Swiber Holdings profit doubles to $25.6m
As revenue surged a blistering 59.3%.
Swiber Holdings Limited (Swiber), an integrated construction and support services provider to the offshore oil and gas industry, reported that the Group has achieved a 104.0% surge in net profit to US$25.6 million from US$12.5 million for the first quarter ended March 31, 2013 (1Q2013).
This was achieved on the back of a 59.3% jump in revenue to US$309.7 million over the same period, as the Group successfully executed on its full suite of services – Engineering, Procurement, Installation and Construction (EPIC), offshore marine and subsea services – mainly in Latin America, a market the Group entered in March 2012; and the Southeast Asia region, the company said in a release announcing its latest results.
Gross profit margin held at a healthy level of 16.1% for 1Q2013, notwithstanding higher cost of sales in line with the rise in revenue.
Said Mr. Francis Wong, Group Chief Executive Officer and President of Swiber, “We are pleased to have made further inroads into Latin America. The Gulf of Mexico is one of the most exciting regions for the oil and gas industry today. From winning our first contract in this country in March last year, the region has grown rapidly to account for more than 26.4% of our revenue this quarter. We believe that this region still holds tremendous opportunities for us, as almost every global oil major is racing to explore and develop fields in this area.
“In the meantime, we have maintained our financial flexibility with our strong cash position and a Multicurrency Medium Term Note Programme in place, to provide us with the necessary financing to seize business opportunities globally as they arise.”

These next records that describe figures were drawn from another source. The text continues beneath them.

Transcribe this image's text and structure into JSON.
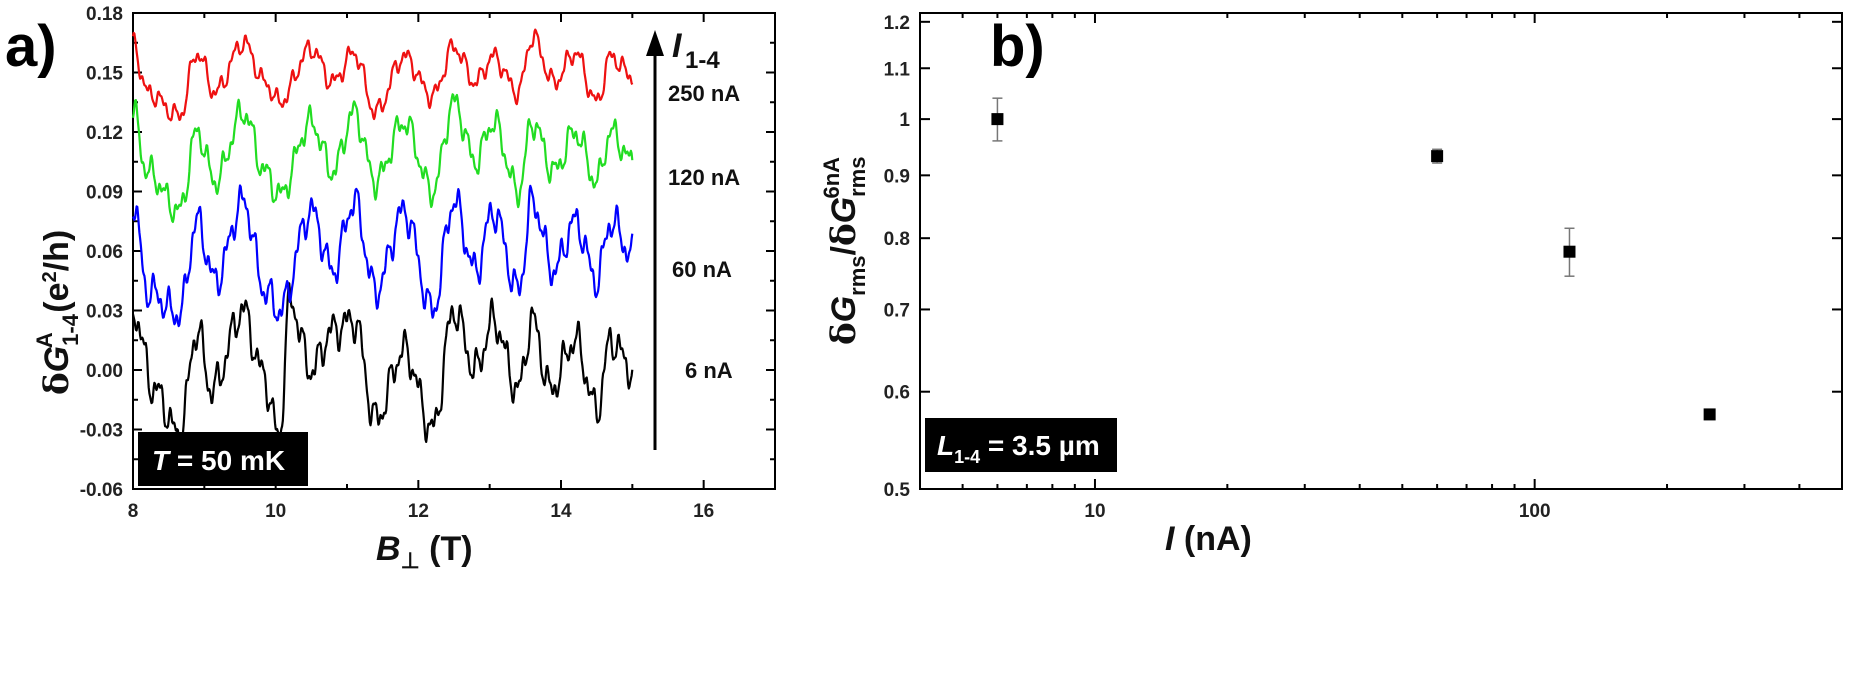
{
  "chart_data": [
    {
      "panel": "a)",
      "type": "line",
      "xlabel": "B⊥ (T)",
      "ylabel": "δG^A_1-4 (e²/h)",
      "xlim": [
        8,
        17
      ],
      "ylim": [
        -0.06,
        0.18
      ],
      "xticks": [
        8,
        10,
        12,
        14,
        16
      ],
      "yticks": [
        "-0.06",
        "-0.03",
        "0.00",
        "0.03",
        "0.06",
        "0.09",
        "0.12",
        "0.15",
        "0.18"
      ],
      "x_range": [
        8.0,
        15.0
      ],
      "arrow_label": "I1-4",
      "annotation": "T = 50 mK",
      "series": [
        {
          "current_label": "6 nA",
          "color": "#000000",
          "baseline": 0.0,
          "amplitude": 0.018,
          "points": [
            [
              8.0,
              0.03
            ],
            [
              8.3,
              -0.01
            ],
            [
              8.65,
              -0.033
            ],
            [
              8.9,
              0.02
            ],
            [
              9.1,
              -0.01
            ],
            [
              9.55,
              0.03
            ],
            [
              9.8,
              0.0
            ],
            [
              10.05,
              -0.033
            ],
            [
              10.2,
              0.035
            ],
            [
              10.5,
              0.0
            ],
            [
              10.8,
              0.02
            ],
            [
              11.1,
              0.025
            ],
            [
              11.4,
              -0.025
            ],
            [
              11.8,
              0.01
            ],
            [
              12.2,
              -0.03
            ],
            [
              12.5,
              0.03
            ],
            [
              12.8,
              0.0
            ],
            [
              13.05,
              0.025
            ],
            [
              13.4,
              -0.01
            ],
            [
              13.6,
              0.025
            ],
            [
              13.85,
              -0.01
            ],
            [
              14.2,
              0.015
            ],
            [
              14.5,
              -0.02
            ],
            [
              14.7,
              0.015
            ],
            [
              15.0,
              0.0
            ]
          ]
        },
        {
          "current_label": "60 nA",
          "color": "#0000ff",
          "baseline": 0.06,
          "amplitude": 0.017,
          "points": [
            [
              8.0,
              0.085
            ],
            [
              8.2,
              0.04
            ],
            [
              8.65,
              0.028
            ],
            [
              8.9,
              0.075
            ],
            [
              9.15,
              0.045
            ],
            [
              9.55,
              0.085
            ],
            [
              9.85,
              0.04
            ],
            [
              10.05,
              0.03
            ],
            [
              10.5,
              0.08
            ],
            [
              10.8,
              0.05
            ],
            [
              11.1,
              0.085
            ],
            [
              11.4,
              0.04
            ],
            [
              11.8,
              0.08
            ],
            [
              12.2,
              0.03
            ],
            [
              12.5,
              0.085
            ],
            [
              12.8,
              0.05
            ],
            [
              13.05,
              0.08
            ],
            [
              13.4,
              0.04
            ],
            [
              13.6,
              0.085
            ],
            [
              13.9,
              0.05
            ],
            [
              14.2,
              0.075
            ],
            [
              14.5,
              0.045
            ],
            [
              14.7,
              0.075
            ],
            [
              15.0,
              0.058
            ]
          ]
        },
        {
          "current_label": "120 nA",
          "color": "#22dd22",
          "baseline": 0.11,
          "amplitude": 0.014,
          "points": [
            [
              8.0,
              0.13
            ],
            [
              8.2,
              0.1
            ],
            [
              8.65,
              0.08
            ],
            [
              8.9,
              0.12
            ],
            [
              9.15,
              0.095
            ],
            [
              9.55,
              0.13
            ],
            [
              9.85,
              0.1
            ],
            [
              10.05,
              0.088
            ],
            [
              10.5,
              0.125
            ],
            [
              10.8,
              0.1
            ],
            [
              11.1,
              0.13
            ],
            [
              11.4,
              0.095
            ],
            [
              11.8,
              0.125
            ],
            [
              12.2,
              0.09
            ],
            [
              12.5,
              0.135
            ],
            [
              12.8,
              0.105
            ],
            [
              13.05,
              0.125
            ],
            [
              13.4,
              0.09
            ],
            [
              13.6,
              0.125
            ],
            [
              13.9,
              0.1
            ],
            [
              14.2,
              0.12
            ],
            [
              14.5,
              0.095
            ],
            [
              14.7,
              0.12
            ],
            [
              15.0,
              0.105
            ]
          ]
        },
        {
          "current_label": "250 nA",
          "color": "#ee1111",
          "baseline": 0.15,
          "amplitude": 0.01,
          "points": [
            [
              8.0,
              0.165
            ],
            [
              8.2,
              0.14
            ],
            [
              8.65,
              0.128
            ],
            [
              8.9,
              0.16
            ],
            [
              9.15,
              0.14
            ],
            [
              9.55,
              0.165
            ],
            [
              9.85,
              0.145
            ],
            [
              10.05,
              0.135
            ],
            [
              10.5,
              0.162
            ],
            [
              10.8,
              0.145
            ],
            [
              11.1,
              0.16
            ],
            [
              11.4,
              0.13
            ],
            [
              11.8,
              0.158
            ],
            [
              12.2,
              0.138
            ],
            [
              12.5,
              0.163
            ],
            [
              12.8,
              0.145
            ],
            [
              13.05,
              0.158
            ],
            [
              13.4,
              0.14
            ],
            [
              13.6,
              0.168
            ],
            [
              13.9,
              0.145
            ],
            [
              14.2,
              0.16
            ],
            [
              14.5,
              0.135
            ],
            [
              14.7,
              0.158
            ],
            [
              15.0,
              0.148
            ]
          ]
        }
      ]
    },
    {
      "panel": "b)",
      "type": "scatter",
      "xlabel": "I (nA)",
      "ylabel": "δG_rms/δG^6nA_rms",
      "x_scale": "log",
      "y_scale": "log",
      "xlim": [
        4,
        500
      ],
      "ylim": [
        0.5,
        1.22
      ],
      "xticks": [
        10,
        100
      ],
      "yticks": [
        0.5,
        0.6,
        0.7,
        0.8,
        0.9,
        1,
        1.1,
        1.2
      ],
      "annotation": "L1-4 = 3.5 µm",
      "points": [
        {
          "x": 6,
          "y": 1.0,
          "err": 0.04
        },
        {
          "x": 60,
          "y": 0.933,
          "err": 0.012
        },
        {
          "x": 120,
          "y": 0.78,
          "err": 0.035
        },
        {
          "x": 250,
          "y": 0.575,
          "err": 0.0
        }
      ]
    }
  ]
}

For 1Q2013, apart from robust revenue, Swiber’s bottomline was also boosted by a significant improvement in share of profit from associates and joint ventures, which rose 91.0% to approximately US$4.7 million with the delivery of higher profit from certain associates.
In line with business expansion, higher bank borrowings and issuance of debt securities, the Group incurred higher administrative expenses of US$14.7 million and finance costs of US$9.3 million respectively in 1Q2013, which had some impact on bottomline.
Swiber’s basic earnings per share, based on its 1Q2013 results, was 3.3 US cents from 1.5 US cents in 1Q2012, while net asset value per share rose to 81.7 US cents as at March 31, 2013, from 79.3 US cents as at FY2012.
After the April issue of S$160 million 7.125% fixed rate notes due 2017, Swiber has an additional capacity of S$320 million under the Multicurrency Medium Term Note (“MTN”) Programme. Together with cash and cash equivalents of US$155.8 million, the Group continues to have strong financial flexibility.
As at May 2013, Swiber’s order book stands strong at approximately US$1.1 billion.
Commenting on the prospects of 2013, Mr. Wong added, “The growing oil and gas demand continues to drive higher levels of upstream capex on new projects. Still, having the right technology would be of paramount importance for us to effectively capture the business opportunities that may arise. We will continue to stay ahead of the curve by adopting the latest engineering technologies to provide comprehensive and high value added solutions to our clients worldwide.”